TICAS 15th Anniversary: The Long View on Student Debt
The Insitute of College Access and Success (TICAS) Celebrated their 15th anniversary by walking through their 15th annual report and a brief panel to discuss the past 15 years and the next 15 to come. The event was peppered with lawmakers giving good graces to TICAS and warning us of the future with mistakes from the past. Former Congressman Tom Harken noted the ongoing fight against predatory for-profit institutions, Congresswoman Barbara Lee noted how COVID has exacerbated existing inequalities in education, and Elizabeth Warren echoed all this while closing out with a call to action for free college as well as reinvestment in HBCUs.
The event includes a summary of TICAS’s annual report. Over the past 15 years, college debts have outpaced year to year inflation rates in all 50 states. Pennsylvania, notably, has the second-highest debt at an average of $39,027, doubling over the past 15 years. 25% of undergraduates missed payments, and this disproportionately affects black students (40% have missed payments). Since 2016, NPSAS data has shown a flattening in the curve. While this is true, and 2019 saw a slight decrease in average debt, COVID-19 has exposed to the broader public serious threats. From delays in completion and starting college to the digital divide and a lack of full recovery from the previous recession, students are struggling to access and complete college degrees. TICAS is looking for law and policymakers to invest in public colleges, to extend emergency relief, and to improve upon transparency with greater access to data.
The Panel highlighted the past 15 and future 15 years. For the past, panelists highlighted several key issues. Lauren Asher noted the creation of Income-Based Repayment (IBR) plans. Lande Ajose mentioned both state-provided grants as well as the exposure of non-tuition costs as a limiting factor. State provisions were countered by James Kavaal’s comment on overall state disinvestment from higher education without full recoveries from the past recession.
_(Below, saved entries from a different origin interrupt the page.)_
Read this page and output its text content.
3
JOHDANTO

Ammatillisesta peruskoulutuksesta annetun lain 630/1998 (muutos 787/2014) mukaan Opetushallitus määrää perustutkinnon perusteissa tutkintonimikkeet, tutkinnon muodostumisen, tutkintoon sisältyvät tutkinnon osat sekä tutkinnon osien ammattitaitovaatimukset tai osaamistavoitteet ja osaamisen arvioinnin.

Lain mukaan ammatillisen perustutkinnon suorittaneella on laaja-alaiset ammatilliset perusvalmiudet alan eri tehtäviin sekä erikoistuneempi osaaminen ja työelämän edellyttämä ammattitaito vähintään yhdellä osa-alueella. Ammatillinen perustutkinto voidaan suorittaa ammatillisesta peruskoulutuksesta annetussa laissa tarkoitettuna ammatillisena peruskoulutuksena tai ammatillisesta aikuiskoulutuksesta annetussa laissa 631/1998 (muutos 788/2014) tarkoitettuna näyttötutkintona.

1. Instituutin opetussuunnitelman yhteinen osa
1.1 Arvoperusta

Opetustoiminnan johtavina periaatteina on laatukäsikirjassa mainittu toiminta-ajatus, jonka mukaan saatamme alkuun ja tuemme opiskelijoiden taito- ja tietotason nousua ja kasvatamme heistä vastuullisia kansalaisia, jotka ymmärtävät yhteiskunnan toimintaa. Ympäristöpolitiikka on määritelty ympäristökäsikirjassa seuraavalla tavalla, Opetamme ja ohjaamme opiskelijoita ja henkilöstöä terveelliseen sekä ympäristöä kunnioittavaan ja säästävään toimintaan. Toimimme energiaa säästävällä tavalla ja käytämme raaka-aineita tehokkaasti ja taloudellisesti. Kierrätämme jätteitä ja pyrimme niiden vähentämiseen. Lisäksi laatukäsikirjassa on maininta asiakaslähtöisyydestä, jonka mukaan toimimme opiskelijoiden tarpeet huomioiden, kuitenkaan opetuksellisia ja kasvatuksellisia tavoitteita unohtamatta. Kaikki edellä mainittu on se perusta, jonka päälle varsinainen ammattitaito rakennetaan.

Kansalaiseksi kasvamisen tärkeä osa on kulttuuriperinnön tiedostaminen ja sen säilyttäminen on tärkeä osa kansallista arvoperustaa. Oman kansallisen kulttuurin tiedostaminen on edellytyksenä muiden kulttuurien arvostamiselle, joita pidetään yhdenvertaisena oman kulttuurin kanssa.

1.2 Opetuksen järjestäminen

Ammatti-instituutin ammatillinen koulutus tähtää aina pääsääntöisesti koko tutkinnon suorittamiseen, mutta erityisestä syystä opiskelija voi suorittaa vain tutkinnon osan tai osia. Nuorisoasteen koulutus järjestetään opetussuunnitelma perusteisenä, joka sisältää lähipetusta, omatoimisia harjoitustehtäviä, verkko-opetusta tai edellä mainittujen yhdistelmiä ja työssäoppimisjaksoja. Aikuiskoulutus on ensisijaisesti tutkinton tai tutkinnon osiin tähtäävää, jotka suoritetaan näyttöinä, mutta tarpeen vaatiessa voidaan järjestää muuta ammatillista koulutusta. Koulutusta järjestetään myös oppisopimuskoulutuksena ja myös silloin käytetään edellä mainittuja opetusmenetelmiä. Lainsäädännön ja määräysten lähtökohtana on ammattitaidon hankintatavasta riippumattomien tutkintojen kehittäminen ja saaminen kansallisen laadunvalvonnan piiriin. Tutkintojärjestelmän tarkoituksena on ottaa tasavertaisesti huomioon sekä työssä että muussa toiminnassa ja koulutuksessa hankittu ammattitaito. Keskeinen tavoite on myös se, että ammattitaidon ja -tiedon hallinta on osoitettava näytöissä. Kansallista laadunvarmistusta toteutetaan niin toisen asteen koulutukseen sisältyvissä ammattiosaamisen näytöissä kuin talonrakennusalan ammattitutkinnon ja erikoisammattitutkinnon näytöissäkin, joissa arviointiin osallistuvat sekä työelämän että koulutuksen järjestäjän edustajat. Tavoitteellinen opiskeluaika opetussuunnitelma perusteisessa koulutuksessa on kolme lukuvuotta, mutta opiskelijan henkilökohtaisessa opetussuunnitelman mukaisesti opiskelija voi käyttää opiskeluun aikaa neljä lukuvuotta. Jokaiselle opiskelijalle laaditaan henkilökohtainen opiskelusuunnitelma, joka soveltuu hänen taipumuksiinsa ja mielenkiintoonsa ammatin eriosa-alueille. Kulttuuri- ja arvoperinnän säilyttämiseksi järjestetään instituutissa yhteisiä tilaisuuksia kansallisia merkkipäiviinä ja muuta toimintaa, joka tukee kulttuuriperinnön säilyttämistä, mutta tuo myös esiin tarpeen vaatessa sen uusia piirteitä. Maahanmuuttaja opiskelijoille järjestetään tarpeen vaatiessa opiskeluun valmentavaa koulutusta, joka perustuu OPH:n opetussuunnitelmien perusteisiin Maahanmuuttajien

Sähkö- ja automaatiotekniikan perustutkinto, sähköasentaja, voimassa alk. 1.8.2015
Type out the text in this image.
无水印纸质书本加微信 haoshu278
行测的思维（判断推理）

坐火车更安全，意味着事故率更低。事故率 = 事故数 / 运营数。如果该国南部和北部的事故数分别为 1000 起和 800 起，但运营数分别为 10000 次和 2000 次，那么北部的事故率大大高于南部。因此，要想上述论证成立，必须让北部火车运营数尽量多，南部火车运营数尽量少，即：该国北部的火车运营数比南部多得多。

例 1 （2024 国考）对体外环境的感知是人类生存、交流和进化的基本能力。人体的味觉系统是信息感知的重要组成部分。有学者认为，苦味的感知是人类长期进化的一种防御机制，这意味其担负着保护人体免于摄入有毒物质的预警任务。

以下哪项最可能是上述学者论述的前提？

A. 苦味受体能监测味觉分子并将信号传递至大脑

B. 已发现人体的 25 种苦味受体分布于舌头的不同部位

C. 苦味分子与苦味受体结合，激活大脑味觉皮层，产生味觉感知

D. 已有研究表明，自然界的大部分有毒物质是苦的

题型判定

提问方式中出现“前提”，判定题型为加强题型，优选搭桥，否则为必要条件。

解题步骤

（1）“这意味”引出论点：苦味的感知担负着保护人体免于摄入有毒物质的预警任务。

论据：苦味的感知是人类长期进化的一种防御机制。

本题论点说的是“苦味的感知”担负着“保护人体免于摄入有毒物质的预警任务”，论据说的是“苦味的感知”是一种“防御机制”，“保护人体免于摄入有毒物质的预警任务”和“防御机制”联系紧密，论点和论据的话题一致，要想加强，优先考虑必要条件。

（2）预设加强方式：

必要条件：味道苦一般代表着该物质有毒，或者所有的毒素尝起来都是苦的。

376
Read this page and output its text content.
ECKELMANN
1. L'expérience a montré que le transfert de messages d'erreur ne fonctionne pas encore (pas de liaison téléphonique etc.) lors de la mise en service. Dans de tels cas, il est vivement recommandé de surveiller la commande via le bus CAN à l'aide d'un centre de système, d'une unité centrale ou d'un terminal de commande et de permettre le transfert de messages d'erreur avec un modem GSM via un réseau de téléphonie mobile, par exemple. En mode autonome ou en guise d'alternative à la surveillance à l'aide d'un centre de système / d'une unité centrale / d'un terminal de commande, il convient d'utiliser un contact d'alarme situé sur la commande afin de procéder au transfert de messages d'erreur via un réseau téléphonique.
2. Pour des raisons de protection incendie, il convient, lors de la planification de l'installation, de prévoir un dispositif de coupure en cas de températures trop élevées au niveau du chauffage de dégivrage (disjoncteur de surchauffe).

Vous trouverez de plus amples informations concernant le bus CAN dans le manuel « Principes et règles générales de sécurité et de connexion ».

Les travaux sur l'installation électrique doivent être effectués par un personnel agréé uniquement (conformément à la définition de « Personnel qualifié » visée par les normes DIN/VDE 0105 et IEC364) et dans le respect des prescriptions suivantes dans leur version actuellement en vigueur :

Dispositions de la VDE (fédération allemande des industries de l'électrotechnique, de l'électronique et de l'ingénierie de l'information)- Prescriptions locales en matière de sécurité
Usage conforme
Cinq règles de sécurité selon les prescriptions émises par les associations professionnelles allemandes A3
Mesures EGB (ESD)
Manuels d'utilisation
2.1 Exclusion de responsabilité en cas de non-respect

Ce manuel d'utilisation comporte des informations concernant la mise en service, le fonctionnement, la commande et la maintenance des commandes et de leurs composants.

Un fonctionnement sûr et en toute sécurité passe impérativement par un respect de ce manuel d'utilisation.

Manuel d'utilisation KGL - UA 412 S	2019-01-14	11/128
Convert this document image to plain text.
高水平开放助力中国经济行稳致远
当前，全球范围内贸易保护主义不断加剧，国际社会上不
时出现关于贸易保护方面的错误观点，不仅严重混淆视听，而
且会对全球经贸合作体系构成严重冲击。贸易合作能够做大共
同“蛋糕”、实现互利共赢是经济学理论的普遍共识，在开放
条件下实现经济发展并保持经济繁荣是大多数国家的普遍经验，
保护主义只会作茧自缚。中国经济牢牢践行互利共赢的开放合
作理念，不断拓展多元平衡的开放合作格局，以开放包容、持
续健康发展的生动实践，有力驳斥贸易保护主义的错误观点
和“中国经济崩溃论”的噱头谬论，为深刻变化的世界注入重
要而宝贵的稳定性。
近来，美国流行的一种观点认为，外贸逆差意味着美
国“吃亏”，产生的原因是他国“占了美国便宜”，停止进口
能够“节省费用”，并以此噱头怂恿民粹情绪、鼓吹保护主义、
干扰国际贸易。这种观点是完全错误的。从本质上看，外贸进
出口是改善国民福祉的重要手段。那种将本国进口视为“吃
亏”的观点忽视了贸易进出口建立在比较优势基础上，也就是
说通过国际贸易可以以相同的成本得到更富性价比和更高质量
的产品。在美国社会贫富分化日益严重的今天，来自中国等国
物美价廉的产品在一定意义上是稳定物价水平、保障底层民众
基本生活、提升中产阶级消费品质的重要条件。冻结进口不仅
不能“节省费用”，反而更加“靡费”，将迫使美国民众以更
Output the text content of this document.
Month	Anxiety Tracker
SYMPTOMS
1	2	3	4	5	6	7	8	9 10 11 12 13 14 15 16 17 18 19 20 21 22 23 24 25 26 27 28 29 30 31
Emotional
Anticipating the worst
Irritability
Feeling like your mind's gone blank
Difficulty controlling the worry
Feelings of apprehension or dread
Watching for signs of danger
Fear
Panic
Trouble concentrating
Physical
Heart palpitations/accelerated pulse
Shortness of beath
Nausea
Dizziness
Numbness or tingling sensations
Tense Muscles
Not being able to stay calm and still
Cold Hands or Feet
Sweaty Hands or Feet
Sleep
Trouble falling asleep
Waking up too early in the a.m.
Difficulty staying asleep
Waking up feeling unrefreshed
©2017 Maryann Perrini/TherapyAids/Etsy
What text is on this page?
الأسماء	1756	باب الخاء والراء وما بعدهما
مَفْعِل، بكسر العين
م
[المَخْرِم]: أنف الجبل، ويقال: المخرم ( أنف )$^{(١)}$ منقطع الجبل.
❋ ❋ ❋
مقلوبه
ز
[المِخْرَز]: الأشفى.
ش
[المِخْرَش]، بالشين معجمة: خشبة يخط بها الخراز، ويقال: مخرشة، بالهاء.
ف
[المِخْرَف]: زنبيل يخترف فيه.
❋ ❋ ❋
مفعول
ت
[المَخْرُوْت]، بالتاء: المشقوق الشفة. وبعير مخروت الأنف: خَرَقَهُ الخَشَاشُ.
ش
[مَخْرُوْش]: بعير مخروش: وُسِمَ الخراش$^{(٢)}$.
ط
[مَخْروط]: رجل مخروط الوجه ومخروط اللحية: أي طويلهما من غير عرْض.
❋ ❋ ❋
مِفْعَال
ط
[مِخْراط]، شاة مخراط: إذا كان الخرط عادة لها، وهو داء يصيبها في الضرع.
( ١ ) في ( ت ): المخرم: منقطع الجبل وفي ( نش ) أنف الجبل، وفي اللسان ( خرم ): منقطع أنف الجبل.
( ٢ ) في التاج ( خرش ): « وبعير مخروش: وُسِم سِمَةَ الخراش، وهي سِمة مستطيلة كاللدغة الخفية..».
Bob Shireman pointed to the creation of Grad Plus Loans with no limits fueling the no limit tuition price growth and the creation of Parent Plus Loans that cannot take advantage of IBR. Ajita Menon and Zakiya Smith Ellis surfaced the inequalities. Ms. Menon began with identifying the disproportionate effect on students of color and called for a hopeful plea to expand data collection for deeper insights that could guide building a more equitable system. Ms. Smith Ellis noted that student debt is now ubiquitous, not just affecting a niche group, and therefore has garnered bipartisan action.
The look-ahead was an equally bleak and hopeful mix. Ms. Asher called for increased accountability of institutions to avoid returning to old behaviors. Flip the script, colleges need to realize the risks they pose on students and not the opposite as they have in the past. Ms. Lande seconded the accountability through a need to address the opaqueness at which institutions operate, and they need to shift their definition of what constitutes a basic need in a post COVID world. Mr. Shireman poignantly said that colleges need to take into account students’ budgets for what is reasonable to charge. Ms. Menon noted that public and private institutions need to address filling gaps with equitable solutions before For-Profit colleges fill them with predatory ones. Ms. Smith Ellis adroitly said, “When White America catches a cold, Black America catches the flu…when White America catches the flu, Black America dies.” She noted the inverse affects of repayment for people, especially women, of color who are systematically not given access to higher-paid, work-from-home job opportunities. Mr. Kavaal closed out by saying that we are facing the consequences of maxing out in borrowing for the future rather than investing in the future. Additionally, we need to be clear that even with higher degrees, people of color still face workplace and hiring discrimination that makes jobs that will pay back college debt inaccessible.